Paseaba tranquila por aquella ciudad, aún por descubrir, mientras bebía un café de esos en vaso grande para llevar. Le daba igual el frío, que no terminaba de irse en aquel largo invierno. Hasta al gris de los edificios le veía cierto encanto.
Miraba
escaparates sin prisa, ajena al resto del mundo. Se fijó en uno, en
el que destacaba un pesado y antiguo gramófono, rodeado de carátulas
de viejas leyendas del jazz. Le picó la curiosidad y entró a
aquella vieja tienda de discos. Le gustó el tintineo, casi infantil,
de la campanilla de la puerta al abrirse.
Dentro
de la tienda, llena de estanterías y cajoneras abarrotadas, un solo
habitante, guardián de aquellos tesoros musicales casi olvidados.
–No
sabía que todavía vendieran LPs de los de antes.
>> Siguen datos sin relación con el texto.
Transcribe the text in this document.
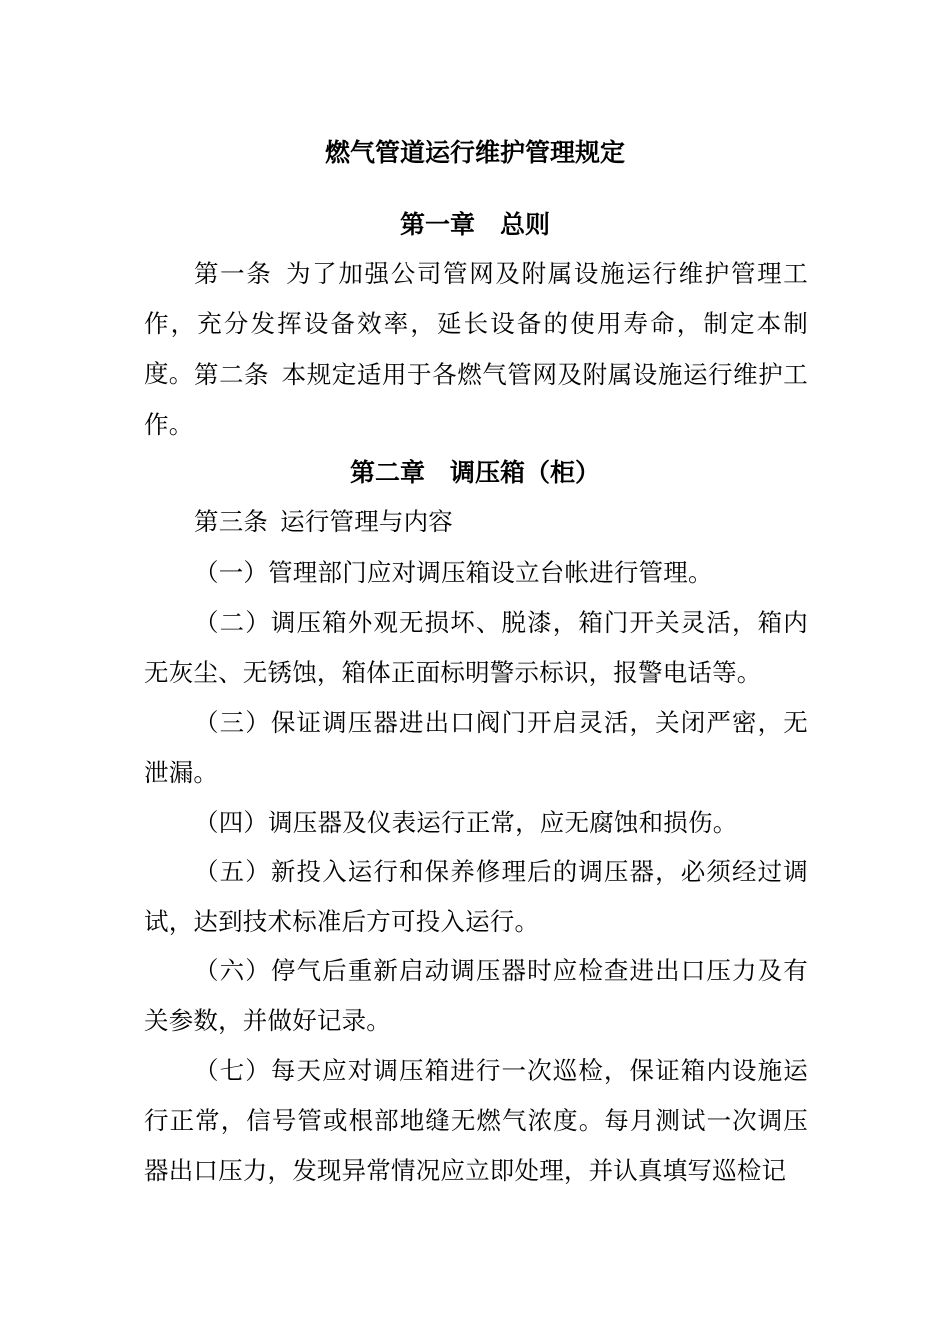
燃气管道运行维护管理规定
第一章　总则
第一条 为了加强公司管网及附属设施运行维护管理工作，充分发挥设备效率，延长设备的使用寿命，制定本制度。 第二条 本规定适用于各燃气管网及附属设施运行维护工作。
第二章　调压箱（柜）
第三条 运行管理与内容
（一）管理部门应对调压箱设立台帐进行管理。
（二）调压箱外观无损坏、脱漆，箱门开关灵活，箱内无灰尘、无锈蚀，箱体正面标明警示标识，报警电话等。
（三）保证调压器进出口阀门开启灵活，关闭严密，无泄漏。
（四）调压器及仪表运行正常，应无腐蚀和损伤。
（五）新投入运行和保养修理后的调压器，必须经过调试，达到技术标准后方可投入运行。
（六）停气后重新启动调压器时应检查进出口压力及有关参数，并做好记录。
（七）每天应对调压箱进行一次巡检，保证箱内设施运行正常，信号管或根部地缝无燃气浓度。每月测试一次调压器出口压力，发现异常情况应立即处理，并认真填写巡检记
Y, mucho menos,
que aún quedaran tiendas de discos abiertas.
–Ya
ves… Llámame nostálgico, o friki…o las dos cosas…
Correspondió
su voz profunda y su guiño flirteante con una abierta sonrisa.
La
música melodiosa que sonaba por los altavoces escondidos de la
tienda transportó sus sonrisas y sus miradas a un mundo inesperado,
del que ninguno tenía intención de volver.
–
¿Bailamos?, -invitó él.
–
¿Aquí? – su invitación la cogió desprevenida.
–
¿Dónde mejor? Hay espacio, buena música, una pareja perfecta…
–él volvió a guiñarle el ojo, divertido.
Ella
respondió con una risilla nerviosa.
–No
me puedo negar. Pero te advierto que soy un poco patosa.
–Tú
déjate llevar, y siente la música.
Dejó
el bolso encima del mostrador y el abrigo pulcramente doblado en la
única silla que encontró vacía. Mientras, él esperaba paciente,
con su sonrisa permanente, en posición de bailarín experto.
La
voz de Etta James acompañaba sus torpes pasos, las manos de él
guiando su cintura, sus miradas entrelazadas. Dos perfectos
desconocidos, unidos por la magia de las notas de una vieja canción
de jazz.
–
¿Ves? Es fácil. Lo haces muy bien.
Una
risilla nerviosa y orejas coloradas le impidieron responder al piropo
de él.
Varias
vueltas alrededor de la tienda la hicieron entrar en un ensueño,
como de película en blanco y negro de esas de los años 50 del viejo
Hollywood, que tanto le gustaban.
Ojalá
fuera Katharine Hepburn en ‘Vivir para Gozar’, ‘Historias de
Filadelfia’ o algún título semejante, y él Cary Grant o James
Stewart, con sus trajes siempre perfectos, pensó, mientras le
dedicaba una sonrisa a su inesperado compañero de baile.
Un
molesto zumbido telefónico rompió la magia del momento.
–Lo…
siento… es urgente... -ella se disculpó torpemente, mostrando el
móvil parpadeante.
–La
vida es lo primero. -Se alejó de ella con una sonrisa, dejándole
cierta intimidad. Su mirada se volvió a sus queridos discos,
toqueteó nervioso varias carátulas haciendo tiempo, esperando.
La
campanilla de la puerta volvió a tintinear.
Cuando
él quiso darse cuenta, sus pasos se habían perdido por la calle. Su
misteriosa e inesperada pareja de baile se había evaporado entre el
tráfico, la multitud y los enormes y grises edificios.
Etta
James seguía cantando dentro de la vieja tienda de discos, pero ya
nadie la escuchaba ni bailaba al ritmo de su voz.
La
campanilla tintineó de nuevo y la puerta se cerró suavemente. El
guardián de aquella música casi olvidada volvió a su refugio.
Y
no quedó rastro alguno de aquél momento mágico.
Sólo
el tiempo le diría si aquello fue simplemente un sueño.